Low Latency Optimization: Understanding Pages (Part 1)

  • So many puzzling things here, from the brand new user account created to post this (a portmanteau of Jump Trading and Citadel), to the very minimal information presented (even my own article on it for my software covers about as much), to the people in the comments here conflating virtual memory with hard disk paging in spite of TFA, to red herring comments about RT scheduling, ...

  • Low latency trading (sometimes referred as HFT as well) focuses a lot in data locality. That is to make sure the critical path, that is from market data coming in to new order or cancel order sending out (tick-to-trade), operates in cache as much as possible and avoid memory access as much as possible. Put all those needed data together within few cachelines as possible. To make sure those data are in the cache so the tick-to-trade operates on cache, sometimes warmup of caches between orders are employed too. This is to prevent those caches swapped out, and involves sending fake orders that won't actually go out, but swapped in the needed cachelines before the real orders, so that caches are hot when they are needed.

  • I've been working for HFT firms since I moved to NYC over a decade ago. The article looks like a good summation HugePage benefits (I'm a sysadmin, not a programmer so I understand it on a topical level only).

    What I do find fascinating is that HRT is actively blogging about this stuff. Ten years ago, everyone in the biz was super secretive and never made any public announcement about what we did - even stuff that I would take from HPE and RHEL low latency manuals (which were public knowledge). You never said anything publicly because protecting the "secret ingredients" of the trading system was paramount and any disclosure was one step towards breaking that barrier.

    Now, I'm seeing HFT companies post articles like this and I'm thinking it has to be for recruiting. Why else would they do it?.

    Anyway, as a side note, if you liked this article, you'd also probably like this:

    http://hackingnasdaq.blogspot.com/

    It was one of my favorite reads because it was written by someone going thru the journey of low latency exploration - before everything was taken over by FPGAs.

  • If any of this is interesting to you, but you would like some deeper content to bite into, perhaps start here:

    https://lmax-exchange.github.io/disruptor/disruptor.html

    This technical paper sent me on a multi-year journey regarding one simple question: "If this stuff is fast enough for fintech, why can't we make everything work this way?" Handling millions of requests per second on 1 thread is well beyond the required performance envelope for most public "webscale" products.
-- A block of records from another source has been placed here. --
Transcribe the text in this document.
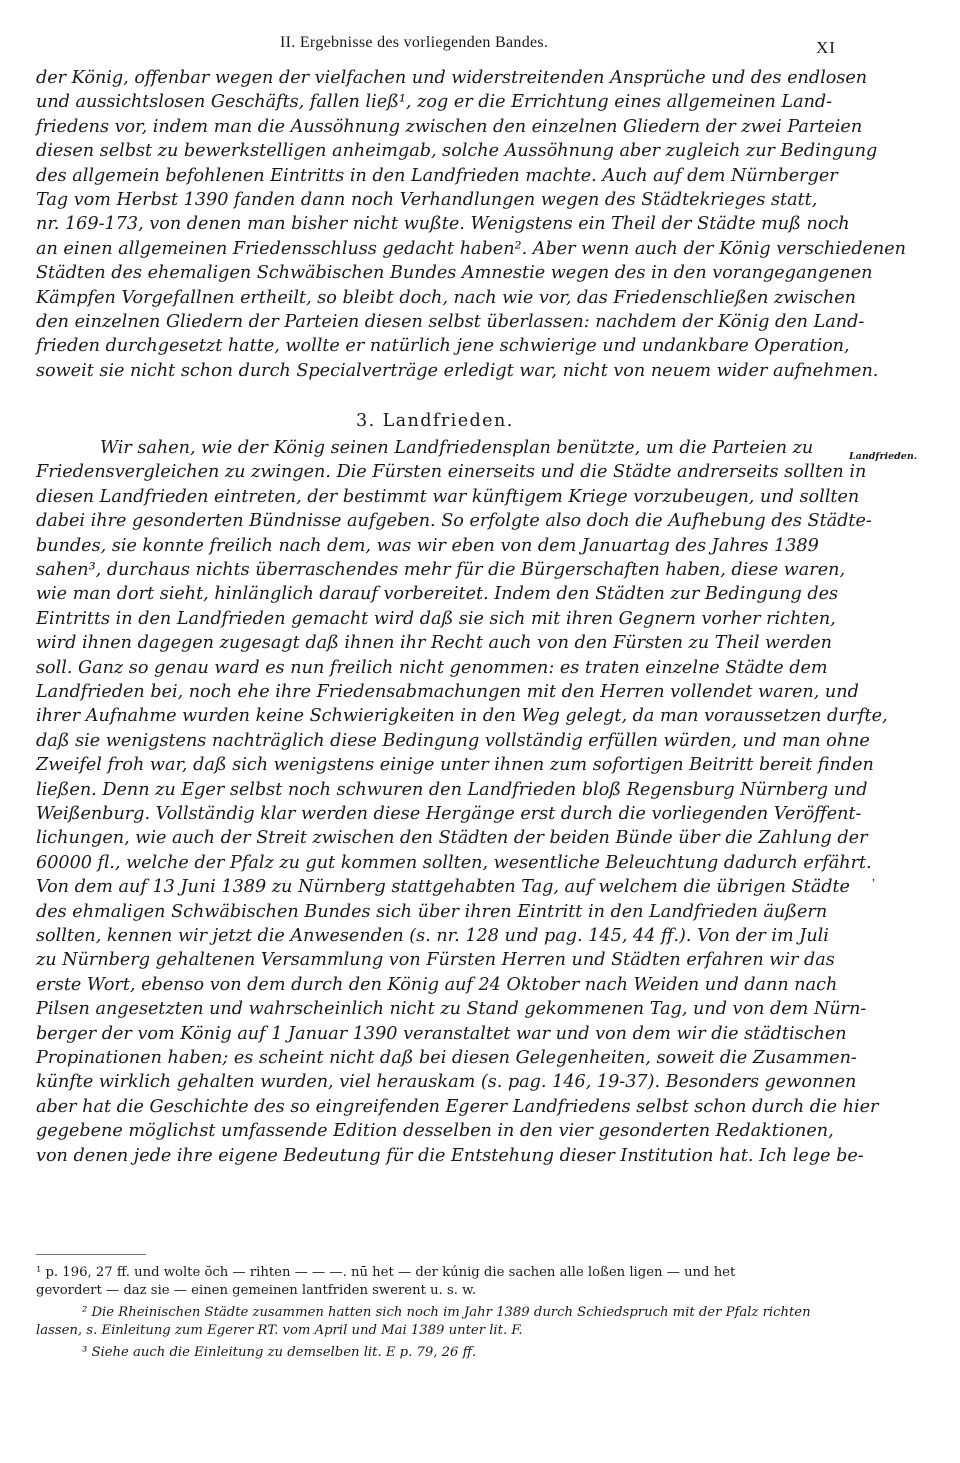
II. Ergebnisse des vorliegenden Bandes.	XI
der König, offenbar wegen der vielfachen und widerstreitenden Ansprüche und des endlosen
und aussichtslosen Geschäfts, fallen ließ¹, zog er die Errichtung eines allgemeinen Land-
friedens vor, indem man die Aussöhnung zwischen den einzelnen Gliedern der zwei Parteien
diesen selbst zu bewerkstelligen anheimgab, solche Aussöhnung aber zugleich zur Bedingung
des allgemein befohlenen Eintritts in den Landfrieden machte. Auch auf dem Nürnberger
Tag vom Herbst 1390 fanden dann noch Verhandlungen wegen des Städtekrieges statt,
nr. 169-173, von denen man bisher nicht wußte. Wenigstens ein Theil der Städte muß noch
an einen allgemeinen Friedensschluss gedacht haben². Aber wenn auch der König verschiedenen
Städten des ehemaligen Schwäbischen Bundes Amnestie wegen des in den vorangegangenen
Kämpfen Vorgefallnen ertheilt, so bleibt doch, nach wie vor, das Friedenschließen zwischen
den einzelnen Gliedern der Parteien diesen selbst überlassen: nachdem der König den Land-
frieden durchgesetzt hatte, wollte er natürlich jene schwierige und undankbare Operation,
soweit sie nicht schon durch Specialverträge erledigt war, nicht von neuem wider aufnehmen.
3. Landfrieden.
Wir sahen, wie der König seinen Landfriedensplan benützte, um die Parteien zu
Friedensvergleichen zu zwingen. Die Fürsten einerseits und die Städte andrerseits sollten in
diesen Landfrieden eintreten, der bestimmt war künftigem Kriege vorzubeugen, und sollten
dabei ihre gesonderten Bündnisse aufgeben. So erfolgte also doch die Aufhebung des Städte-
bundes, sie konnte freilich nach dem, was wir eben von dem Januartag des Jahres 1389
sahen³, durchaus nichts überraschendes mehr für die Bürgerschaften haben, diese waren,
wie man dort sieht, hinlänglich darauf vorbereitet. Indem den Städten zur Bedingung des
Eintritts in den Landfrieden gemacht wird daß sie sich mit ihren Gegnern vorher richten,
wird ihnen dagegen zugesagt daß ihnen ihr Recht auch von den Fürsten zu Theil werden
soll. Ganz so genau ward es nun freilich nicht genommen: es traten einzelne Städte dem
Landfrieden bei, noch ehe ihre Friedensabmachungen mit den Herren vollendet waren, und
ihrer Aufnahme wurden keine Schwierigkeiten in den Weg gelegt, da man voraussetzen durfte,
daß sie wenigstens nachträglich diese Bedingung vollständig erfüllen würden, und man ohne
Zweifel froh war, daß sich wenigstens einige unter ihnen zum sofortigen Beitritt bereit finden
ließen. Denn zu Eger selbst noch schwuren den Landfrieden bloß Regensburg Nürnberg und
Weißenburg. Vollständig klar werden diese Hergänge erst durch die vorliegenden Veröffent-
lichungen, wie auch der Streit zwischen den Städten der beiden Bünde über die Zahlung der
60000 fl., welche der Pfalz zu gut kommen sollten, wesentliche Beleuchtung dadurch erfährt.
Von dem auf 13 Juni 1389 zu Nürnberg stattgehabten Tag, auf welchem die übrigen Städte
des ehmaligen Schwäbischen Bundes sich über ihren Eintritt in den Landfrieden äußern
sollten, kennen wir jetzt die Anwesenden (s. nr. 128 und pag. 145, 44 ff.). Von der im Juli
zu Nürnberg gehaltenen Versammlung von Fürsten Herren und Städten erfahren wir das
erste Wort, ebenso von dem durch den König auf 24 Oktober nach Weiden und dann nach
Pilsen angesetzten und wahrscheinlich nicht zu Stand gekommenen Tag, und von dem Nürn-
berger der vom König auf 1 Januar 1390 veranstaltet war und von dem wir die städtischen
Propinationen haben; es scheint nicht daß bei diesen Gelegenheiten, soweit die Zusammen-
künfte wirklich gehalten wurden, viel herauskam (s. pag. 146, 19-37). Besonders gewonnen
aber hat die Geschichte des so eingreifenden Egerer Landfriedens selbst schon durch die hier
gegebene möglichst umfassende Edition desselben in den vier gesonderten Redaktionen,
von denen jede ihre eigene Bedeutung für die Entstehung dieser Institution hat. Ich lege be-
Landfrieden.
,
¹ p. 196, 27 ff. und wolte ŏch — rihten — — —. nū het — der kúnig die sachen alle loßen ligen — und het
gevordert — daz sie — einen gemeinen lantfriden swerent u. s. w.
² Die Rheinischen Städte zusammen hatten sich noch im Jahr 1389 durch Schiedspruch mit der Pfalz richten
lassen, s. Einleitung zum Egerer RT. vom April und Mai 1389 unter lit. F.
³ Siehe auch die Einleitung zu demselben lit. E p. 79, 26 ff.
  • This article is pretty thin but it's not wrong.

    If you're interested in consistent low latency you do need to avoid TLB misses, and also page faults, cache contention, cache coherency delay (making sure no other cores are accessing your memory) from the CC protocol (MOESI/MESI(F)) and mis-prediction, and that's after you have put all your core's threads into SCHED_FIFO. Using https://lttng.org/ can be really helpful in checking what's happening.

  • Feels a bit blogspammy. Drepper's article is linked to for good reason

  • An OS page size is such a prevalent notion in software it's shocking

    I was oblivious to this a year ago before I got interested in database internals

    Something that I found interesting, there's a recent presentation by Neumann about the Umbra DBMS where he fields a question about hugepages at the end. I recall him saying they don't use it, which I found interesting.

    I know Oracle and MySQL recommended Transparent Hugepages IIRC

  • So useless.

  • If you're doing truly low latency stuff you shouldn't be swapping at all, everything should be 100% resident in memory at all times. So "pages" are totally irrelevant to you. (You should also probably be using something like the PREEMPT_RT patchset, adjust scheduling priorities and try your best to ensure that the CPU core(s) your app is running on aren't burdened by serving interrupts. Plus likely a lot of other stuff that I haven't touched on in this brief comment.)